March 8, 2011
As in previous books, the author ties the story to an artistic/philosophical movement. (Who could forget the ultra-creepiness of the surrealists in TOROS & TORSOS?) Here the nihilistic underpinnings of Dadaism are exposed (and perhaps the author is setting the stage for the coming of existentialism?) as post-war rhetoric gone seriously off the rails.
The author seems to enjoy breaking the rules that his own characters lay down. For instance, when Brinke declares, "Killers simply don't kill for the complex or arcane reasons that they do in mystery novels," McDonald promptly proceeds to prove her wrong -- and yet, because this is fiction (and because McDonald can't resist playing - ahem! - head games (nor should he)), he also proves her right.

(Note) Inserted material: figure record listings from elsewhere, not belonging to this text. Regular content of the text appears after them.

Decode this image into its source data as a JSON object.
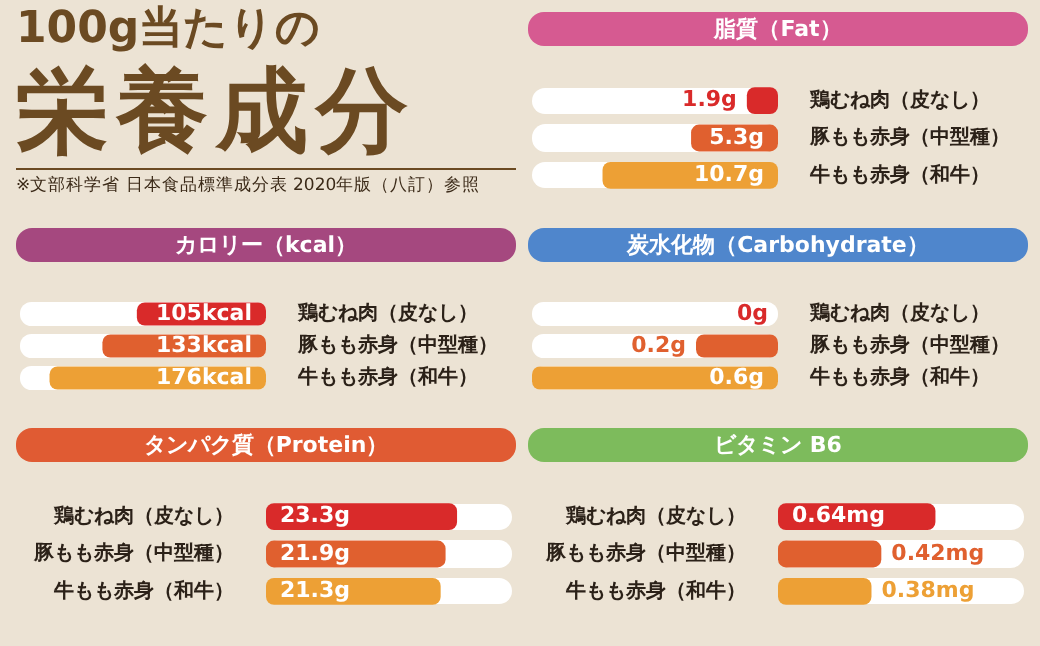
{
  "chart_data": [
    {
      "type": "other",
      "title": "100g当たりの",
      "subtitle": "栄養成分",
      "annotations": [
        "※文部科学省 日本食品標準成分表 2020年版（八訂）参照"
      ]
    },
    {
      "type": "bar",
      "orientation": "horizontal",
      "title": "脂質（Fat）",
      "categories": [
        "鶏むね肉（皮なし）",
        "豚もも赤身（中型種）",
        "牛もも赤身（和牛）"
      ],
      "values": [
        1.9,
        5.3,
        10.7
      ],
      "colors": [
        "#d92a2a",
        "#e0602f",
        "#eda035"
      ],
      "value_labels": [
        "1.9g",
        "5.3g",
        "10.7g"
      ]
    },
    {
      "type": "bar",
      "orientation": "horizontal",
      "title": "カロリー（kcal）",
      "categories": [
        "鶏むね肉（皮なし）",
        "豚もも赤身（中型種）",
        "牛もも赤身（和牛）"
      ],
      "values": [
        105,
        133,
        176
      ],
      "colors": [
        "#d92a2a",
        "#e0602f",
        "#eda035"
      ],
      "value_labels": [
        "105kcal",
        "133kcal",
        "176kcal"
      ]
    },
    {
      "type": "bar",
      "orientation": "horizontal",
      "title": "炭水化物（Carbohydrate）",
      "categories": [
        "鶏むね肉（皮なし）",
        "豚もも赤身（中型種）",
        "牛もも赤身（和牛）"
      ],
      "values": [
        0,
        0.2,
        0.6
      ],
      "colors": [
        "#d92a2a",
        "#e0602f",
        "#eda035"
      ],
      "value_labels": [
        "0g",
        "0.2g",
        "0.6g"
      ]
    },
    {
      "type": "bar",
      "orientation": "horizontal",
      "title": "タンパク質（Protein）",
      "categories": [
        "鶏むね肉（皮なし）",
        "豚もも赤身（中型種）",
        "牛もも赤身（和牛）"
      ],
      "values": [
        23.3,
        21.9,
        21.3
      ],
      "colors": [
        "#d92a2a",
        "#e0602f",
        "#eda035"
      ],
      "value_labels": [
        "23.3g",
        "21.9g",
        "21.3g"
      ]
    },
    {
      "type": "bar",
      "orientation": "horizontal",
      "title": "ビタミン B6",
      "categories": [
        "鶏むね肉（皮なし）",
        "豚もも赤身（中型種）",
        "牛もも赤身（和牛）"
      ],
      "values": [
        0.64,
        0.42,
        0.38
      ],
      "colors": [
        "#d92a2a",
        "#e0602f",
        "#eda035"
      ],
      "value_labels": [
        "0.64mg",
        "0.42mg",
        "0.38mg"
      ]
    }
  ]
}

Hector and Hemingway are not the only familiar faces from previous books. Characters that play larger roles in other books in this series also make cameo appearances here (Donovan Creedy from PRINT THE LEGEND; Quentin Windly from TOROS & TORSOS), helping the reader to visualize Hector's life as a whole, not merely as episodes. In the same way that certain people appear, vanish, then reappear in one's own life, the same way those people sometimes have great, then little impact or influence in our lives, this is true for various characters of Hector's acquaintance.

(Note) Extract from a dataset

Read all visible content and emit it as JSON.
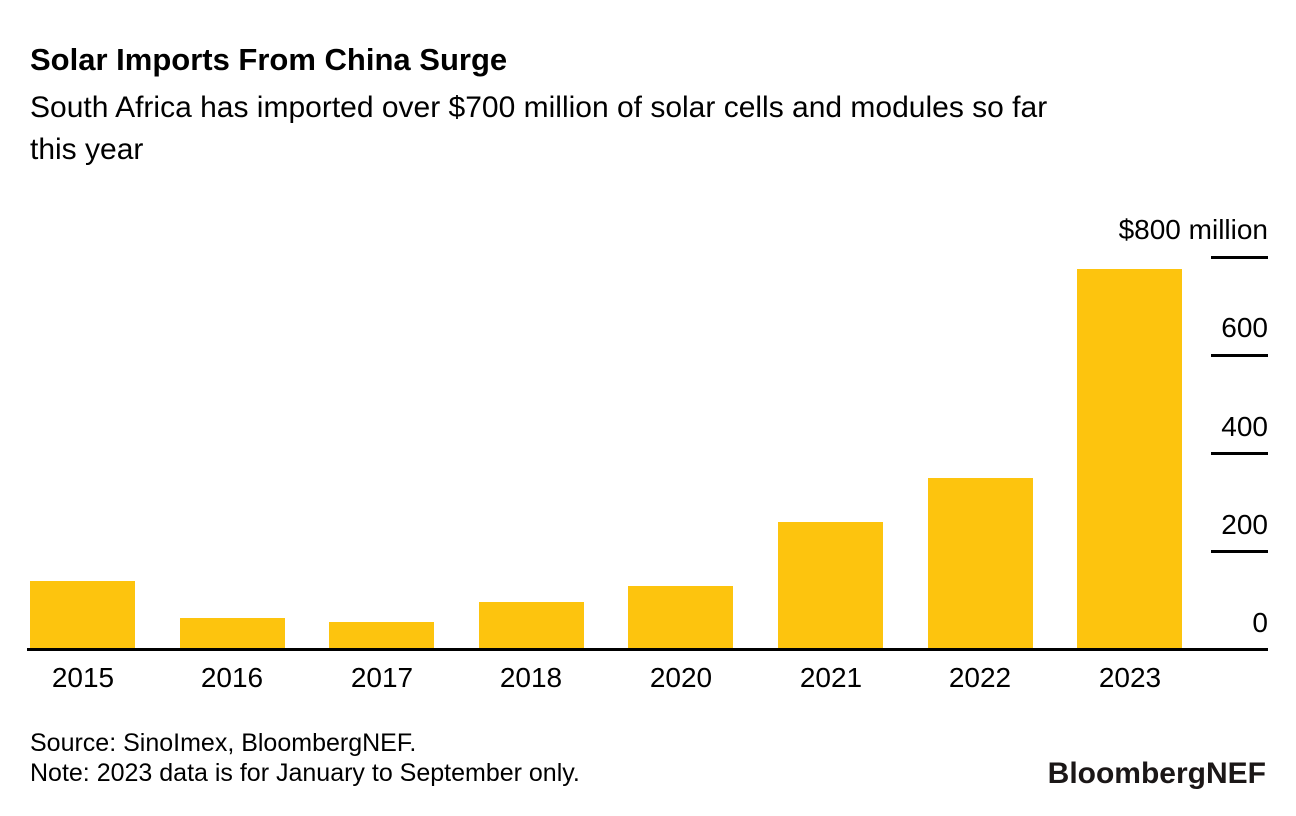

The essence of young Hector's character is on more prominent display in ONE TRUE SENTENCE than in other books: his charm, his sexuality, his knight errantry, his 'do-it-myself' attitude, and especially his romantic side, his vulnerability to the woman he loves, are all revealed in greater depth. Hector is not quite yet the rugged, intellectual crime-writer readers have come to love but, under Brinke Devlin's influence, the metamorphosis is underway.

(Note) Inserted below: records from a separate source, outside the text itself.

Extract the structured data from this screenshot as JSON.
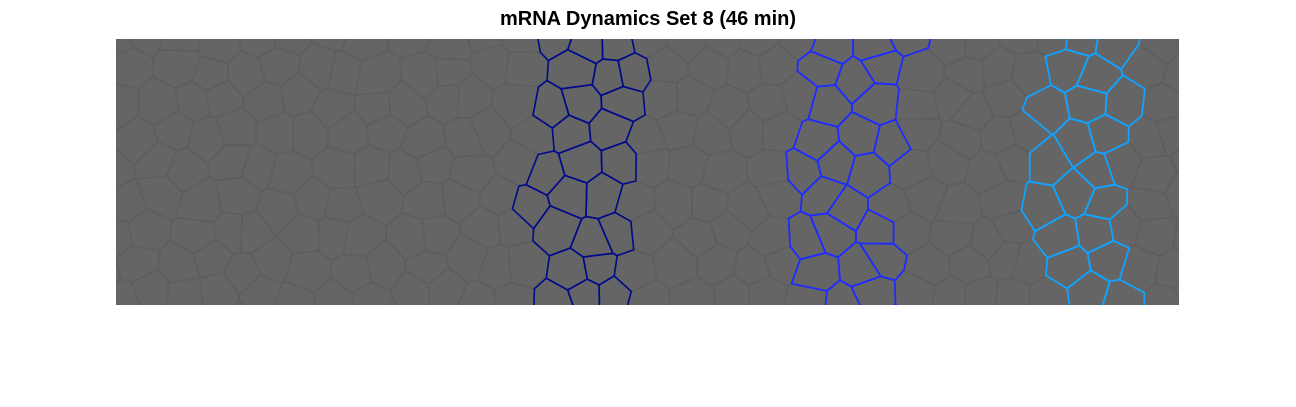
{
  "figure": {
    "title": "mRNA Dynamics Set 8 (46 min)"
  },
  "tissue": {
    "background_color": "#656565",
    "cell_edge_color": "#5e5e5e",
    "stripes": [
      {
        "color": "#000a8a"
      },
      {
        "color": "#1f2cff"
      },
      {
        "color": "#12a2ff"
      }
    ]
  }
}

When reading a novel by Craig McDonald, the reader can take nothing for granted. Especially not the notion that one book will read much like the next. Where HEAD GAMES was wildly action-oriented, PRINT THE LEGEND was steeped in creeping paranoia. For all it's written in third person, ONE TRUE SENTENCE has almost the feel of a memoir but overlaid with -- or cloaked by -- a traditional mystery of its time period. While the events of TOROS & TORSOS sprawled across decades and continents, ONE TRUE SENTENCE occurs over one week, in one city. If you've read the previous books in this series, you may think you have some idea of what to expect from McDonald. You don't. He's getting more sly (and funny) about his inside jokes. And if you don't think so, I'll leave you with one character's alias: Elrond Huppert.